Schlagobers (Whipped Cream), Op. 70, is a ballet in two acts with a libretto and score by Richard Strauss. Composed in 1921–22, it was given its première at the Vienna State Opera on 9 May 1924.

==Background==
While serving as co-director of the Vienna State Opera with Franz Schalk from 1919 until 1924, Strauss sought to revive the fortunes of the resident ballet company, struggling after the collapse of the Austro-Hungarian monarchy. He recruited choreographer Heinrich Kröller (1880–1930) from the Berlin State Opera and collaborated with him on a series of productions, restaging his earlier work for the Ballets Russes Josephslegende (1922), and rearranging the music of Schumann, François Couperin, Beethoven, and Gluck for, respectively, Karneval (1922), Ballettsoirée (1923), Die Ruinen von Athen (1924), and Don Juan (1924). Most ambitious was Schlagobers, premiered during the official celebrations for the composer's sixtieth birthday.

==Scenario==
A group of children celebrate their confirmation in a Konditorei (a Viennese cake shop), where many of the confections come alive, with marzipan marches and chocolate dances. Having overindulged, one boy falls ill and hallucinates, leading to the party of Princess Pralinée, a trio of amorous liqueurs, and a riot of cakes pacified by beer.

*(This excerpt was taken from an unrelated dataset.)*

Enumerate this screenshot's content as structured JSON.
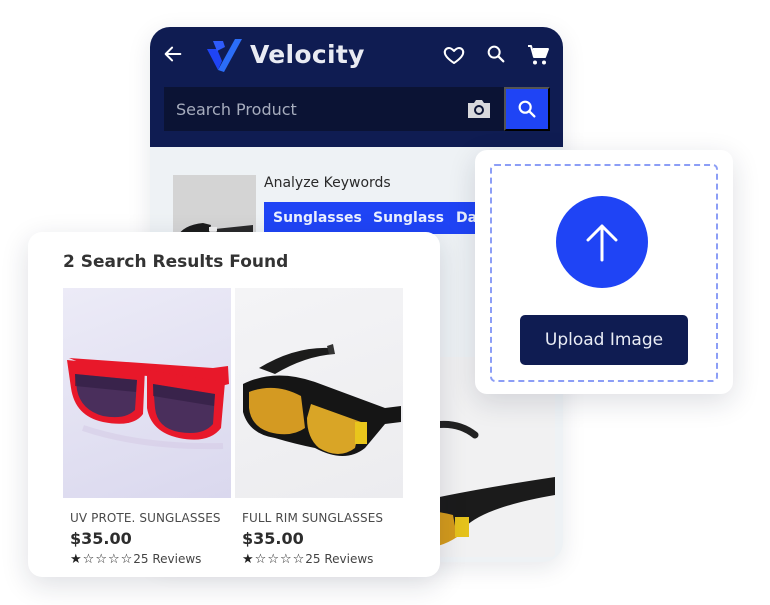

The scenario is somewhat reminiscent of The Nutcracker, which remained unperformed in the West until 1929.

==Music==
Strauss' score employs a thematic-developmental treatment of motifs and was, according to contemporary critic Julius Korngold, "too elaborately artistic, too massive and heavily developed, and not dancerly enough... The light whipped cream is whisked in a gaudy bowl."

==Musical scenes==

Act I
1. Einleitung
2. Die Firmlinge betreten die Konditorei
3. Landler
4. Marsch
5. Tanz der Teeblüte
6. Tanz des Kaffee's
7. Träumerei
8. Tanz des Kakao
9. Aufritt und Tanz des Zuckers
10. Reigen von Zucker, Kaffee und Kakao
11. Schlagoberswalzer

Act II
1. Die Krankenstube
2. Eintritt des Arztes
3. Einzug der Prinzessin Pralinee mit ihrem Hofstaat
4. Die Prinzessin
5. Tanz der Kleinen Pralinees (Kinder)
6. Springtanz der Knallbonbons
7. Galopp
8. Zwischenspiel
9. Menuett der Mademoiselle Marianne
10. Pas de deux
11. Das Chaos
12. Aufruhrpolka
13. Donner
14. Vollbierreigen der Besänftigten
15. Finale
16. Langsamer Waltzer

==Premiere==
Kröller's choreography may be partially reconstructed from surviving drawings and dance notation, while sketches of many of the 287 costumes and sets created by the house designers have survived. The extravagance of the production, costing some four billion Kronen – a contemporary new staging of Wagner's Rienzi cost by contrast only two hundred million – led to it being dubbed the Milliardenballett or "billionaire's ballet", and at a time of food-shortages and hyperinflation, may in part explain its troubled reception. Strauss observed, in response to the poor reviews, "I cannot bear the tragedy of the present time. I want to create joy."

==Political subtext==
While in the final version the three amorous liquors are Marianne Chartreuse, Ladislaw Slivovitz, and Boris Wutki, representatives of France, Poland and Russia, the original intent was to have the German Michel Schnapps instead winning Marianne's hand, a symbol of political reconciliation or even resurgent German virility, written out after the Occupation of the Ruhr. Also in earlier sketches, red banners were waved amidst the riotous proletarian cakes, with the Revolution Polka conducted by matzos.

==Recordings==
There is a recording of the full ballet by the Tokyo Metropolitan Symphony Orchestra, conducted by Hiroshi Wakasugi.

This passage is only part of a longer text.